I caffè e le strade di Tel Aviv pullulano di gente in questo venerdì di bel tempo e caldo primaverile. Gente fa jogging lungo la spiaggia, chiacchiera nelle terrazze dei bar e porta a spasso il cane. Ma la normalità apparente nasconde l’ansia per la liberazione dei tre nuovi ostaggi, dopo una settimana in cui si è temuto che la tregua tra Hamas e Israele potesse implodere, a causa delle accuse reciproche di mancato rispetto dei termini dell’accordo.

Alla fine il rilascio avviene come previsto, dopo 498 giorni di prigionia e scambiati con 369 detenuti palestinesi, incluso 36 condannati all’ergastolo.

Si tratta di Sagui Dekel Chen, Iair Horn e Alexander ”Sasha” Troufanov, catturati da Hamas nel kibbutz di Nir Oz, al confine con la Striscia, dove 117 persone – ossia circa un quarto della sua popolazione – sono state uccise o rapite il 7 ottobre del 2023.

Quel giorno Dekel Chen, 36 anni, era uscito di casa per aiutare a difendere il kibbutz sotto attacco dei miliziani di Hamas, mentre sua moglie incinta e le sue due figlie erano rimaste nascoste nella stanza di sicurezza della loro casa, riuscendo così a salvarsi.

Due mesi dopo, la moglie Avital ha partorito la loro terza figlia.

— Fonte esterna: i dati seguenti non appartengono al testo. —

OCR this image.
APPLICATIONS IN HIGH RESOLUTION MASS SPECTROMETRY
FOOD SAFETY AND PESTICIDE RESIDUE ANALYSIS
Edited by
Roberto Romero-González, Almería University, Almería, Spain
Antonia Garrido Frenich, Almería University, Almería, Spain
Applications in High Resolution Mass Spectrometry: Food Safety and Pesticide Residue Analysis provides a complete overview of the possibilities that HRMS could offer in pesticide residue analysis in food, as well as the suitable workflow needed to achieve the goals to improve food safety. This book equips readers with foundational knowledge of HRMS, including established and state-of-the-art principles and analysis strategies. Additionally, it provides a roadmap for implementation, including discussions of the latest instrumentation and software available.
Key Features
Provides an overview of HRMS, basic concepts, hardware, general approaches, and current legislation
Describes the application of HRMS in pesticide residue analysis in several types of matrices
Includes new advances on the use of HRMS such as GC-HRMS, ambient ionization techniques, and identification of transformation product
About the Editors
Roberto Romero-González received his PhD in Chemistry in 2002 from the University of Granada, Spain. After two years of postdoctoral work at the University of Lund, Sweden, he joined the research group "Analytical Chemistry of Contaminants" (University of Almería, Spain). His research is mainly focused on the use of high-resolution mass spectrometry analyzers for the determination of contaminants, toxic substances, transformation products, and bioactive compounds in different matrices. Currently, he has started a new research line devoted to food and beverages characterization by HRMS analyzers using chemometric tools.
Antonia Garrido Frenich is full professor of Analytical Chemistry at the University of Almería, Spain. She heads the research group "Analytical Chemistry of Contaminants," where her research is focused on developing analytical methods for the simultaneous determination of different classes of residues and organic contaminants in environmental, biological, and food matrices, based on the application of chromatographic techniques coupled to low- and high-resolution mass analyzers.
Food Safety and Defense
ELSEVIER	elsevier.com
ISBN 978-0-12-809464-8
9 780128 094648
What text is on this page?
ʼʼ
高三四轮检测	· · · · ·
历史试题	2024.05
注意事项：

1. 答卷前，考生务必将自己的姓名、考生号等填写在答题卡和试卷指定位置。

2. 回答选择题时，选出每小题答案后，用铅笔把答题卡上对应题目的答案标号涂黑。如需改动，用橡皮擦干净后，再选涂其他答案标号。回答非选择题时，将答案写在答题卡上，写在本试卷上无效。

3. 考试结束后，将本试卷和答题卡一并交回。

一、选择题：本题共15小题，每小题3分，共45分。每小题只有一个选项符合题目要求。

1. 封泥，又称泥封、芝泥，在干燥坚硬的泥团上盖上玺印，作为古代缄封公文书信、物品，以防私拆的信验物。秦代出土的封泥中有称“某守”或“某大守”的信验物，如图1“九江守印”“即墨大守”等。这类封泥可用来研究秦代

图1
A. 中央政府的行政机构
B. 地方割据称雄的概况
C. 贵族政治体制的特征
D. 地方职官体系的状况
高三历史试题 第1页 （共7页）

Che Dekel Chen vedrà sabato per la prima volta.

Horn, 46 anni, era invece stato rapito insieme al fratello Eitan, che era andato a trovarlo quel giorno da Kfar Sava. Non si sa ancora quando Eitan potrà essere liberato.

Troufanov, un giovane di 29 anni, di origine russa, vive a Ramat Gan, vicino a Tel Aviv, ma quel giorno era andato a trovare la sua famiglia a Nir Oz.

Suo padre è stato ucciso durante l’attacco, mentre sua nonna, sua madre e la sua compagna sono state liberate nel primo scambio di ostaggi nel mese di novembre del 2023.

Il governo israeliano ha fatto sapere di essere al lavoro in pieno coordinamento con gli Stati Uniti per ottenere la liberazione del più alto numero possibile di ostaggi al più presto, non chiarendo però che cosa potrà succedere nei prossimi giorni.

«Intendiamo approfittare pienamente di questa opportunità. Dopodiché tutte le opzioni sono sul tavolo», ha affermato il governo in una dichiarazione emanata dall’ufficio del primo ministro.

Il governo si è, inoltre, solo limitato a dire di aver ricevuto la lista degli ostaggi correggendo una dichiarazione precedente in cui aveva invece detto di «aver accettato» la lista, lasciando la prosecuzione della tregua ancora nel limbo dei giorni scorsi, vale a dire da quando Hamas aveva annunciato di volerlo sospendere, accusando Israele di non averne rispettato i termini, in particolare per quanto riguarda l’entrata di aiuti umanitari nella Striscia.

Aiuti insufficienti

Cogat, l’agenzia militare israeliana che coordina la fornitura di aiuti umanitari, ha detto che 4.200 camion di aiuti sono entrati a Gaza questa settimana, consegnando alimenti, carburante, medicinali, tende e altri mezzi di sussistenza. Tuttavia, le organizzazioni internazionali coinvolte dicono che tali forniture sono ancora del tutto insufficienti a soddisfare i bisogni basilari della popolazione.

Nondimeno, il cessate il fuoco di queste ultime settimane ha permesso a molti abitanti di Gaza di tornare alle proprie case al nord dell’enclave, senza temere di finire sotto i raid dell’aviazione israeliana, trovando però solo macerie e, soprattutto, la quasi totale mancanza di disponibilità di acqua.

L’Autorità palestinese per l’acqua stima che ci vorranno circa 2,7 miliardi di dollari per riparare l’infrastruttura necessaria per la fornitura di acqua corrente alle abitazioni.